Recently, Student Support Services teacher and Head of Pastoral Care Karen Killeen led a workshop for parents of Lower Primary Students on Supporting Your Child in Managing Conflict. The workshop aimed to provide parents with strategies to properly teach their children how to manage conflict and anger in a healthy fashion.

Ms. Killeen shared with us details from the workshop as well as a number of tips for our readers to help them when their own children experience an inevitable meltdown.

Please introduce the workshop that you conducted for parents on supporting your child in managing conflict.2

We focus on teaching families and parents how to properly model acceptable behavior during conflict. We looked at three different relationships: adult to adult, adult to child, and child to child.

The workshop was geared towards parents of children in Lower Primary School as that is a key developmental stage for students when they are becoming more self-aware and being to form their own ideas and opinions. At school, we emphasize that students use their words during a conflict and walking away and telling a teacher or adult if you can’t solve a conflict. This is what we hope parents model at home as well.

What did the workshop seek to accomplish?

We wanted to impart on parents that school and home life are connected, not isolated spheres. We wanted to work with parents so that there’s consistency and continuity between home and school.

What are some of the most common areas of conflict that you address in your role with Student Support Services?

I mainly work during periods of time where there’s downtime for students, such as during recess, lunchtime, a   transitions between lessons. For instance, when there were frequent conflicts between students in Year 3, I was outside during every break time and lunchtime helping to manage and negotiate. That conflict I worked out through modeling how to behave, behavior which was then brought back into the classroom and home. We want to share with our community that we do care about resolving these inevitable conflicts and that we are equipped to do so.

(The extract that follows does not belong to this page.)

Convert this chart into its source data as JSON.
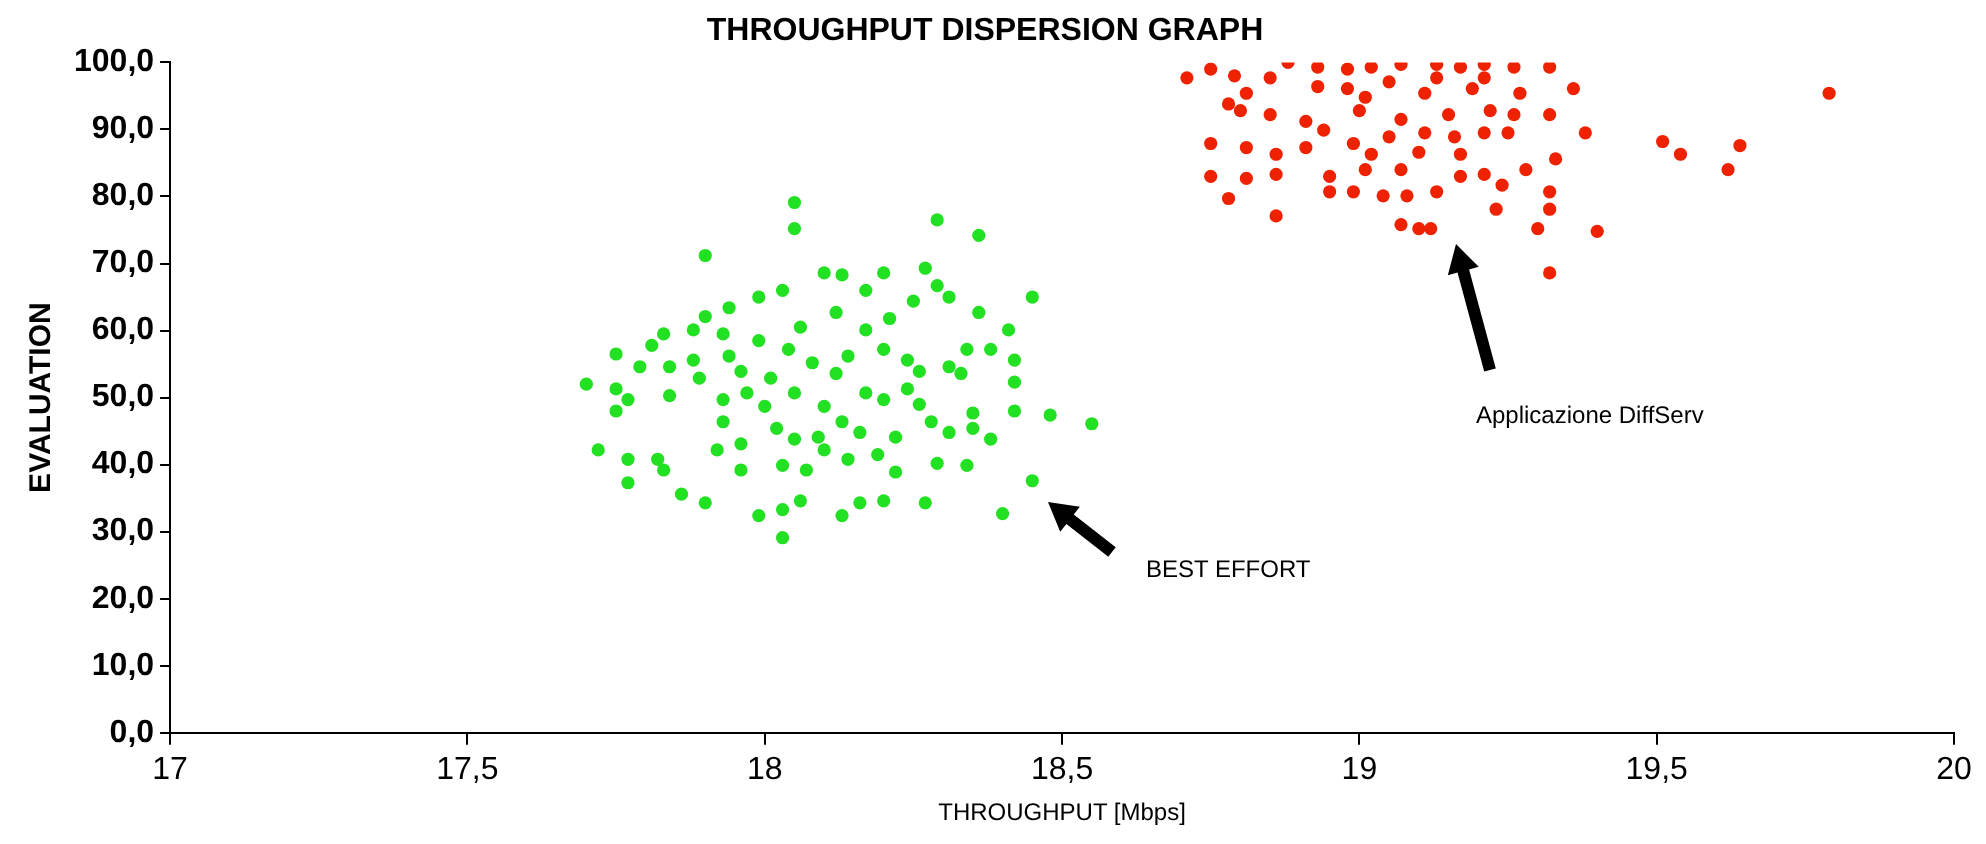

What are some effective methods presented during the workshop that you can share with our readers to help address these areas of conflict?3

First off, keep calm! If your kids have a temper tantrum in the super market, for instance, they expect that after time you’re going to give in. What parents have to do is meet their tantrum with a calm voice; if you start shouting, then they’ll start shouting, and the situation will only escalate. This goes beyond your direct interactions with your child, as modeling correct behavior is important as well. If you’re shouting at your spouse in front of them, they’ll internalize that and copy that behavior. Model the behavior you expect your kids to exhibit.

Secondly, delivering the same message consistently is important. State exactly why your child can’t do something. Explain why you’ve made your choice, and then stick to your guns!

Third, allow your child to recognize that anger and being upset are natural emotions, but that they need to learn to self-regulate, to calm down so that they can then talk properly. They must learn that it’s impossible to get rid of anger as it’s a part of human nature, but being able to manage it and regulate yourself is essential. Designate a space at home where your child can go to cool off if need be so that they can then approach the conflict with a level head.

Fourth, find time to talk to your kids! Get off your phone, sit around the table, and talk. Ask your child how their day was. Try to tackle issues before they get to the point where they get upset and lash out.

Finally, make sure children are equipped to handle conflict appropriately. Make sure they’re getting enough sleep, eating properly, getting plenty of exercise, and not overloaded with homework.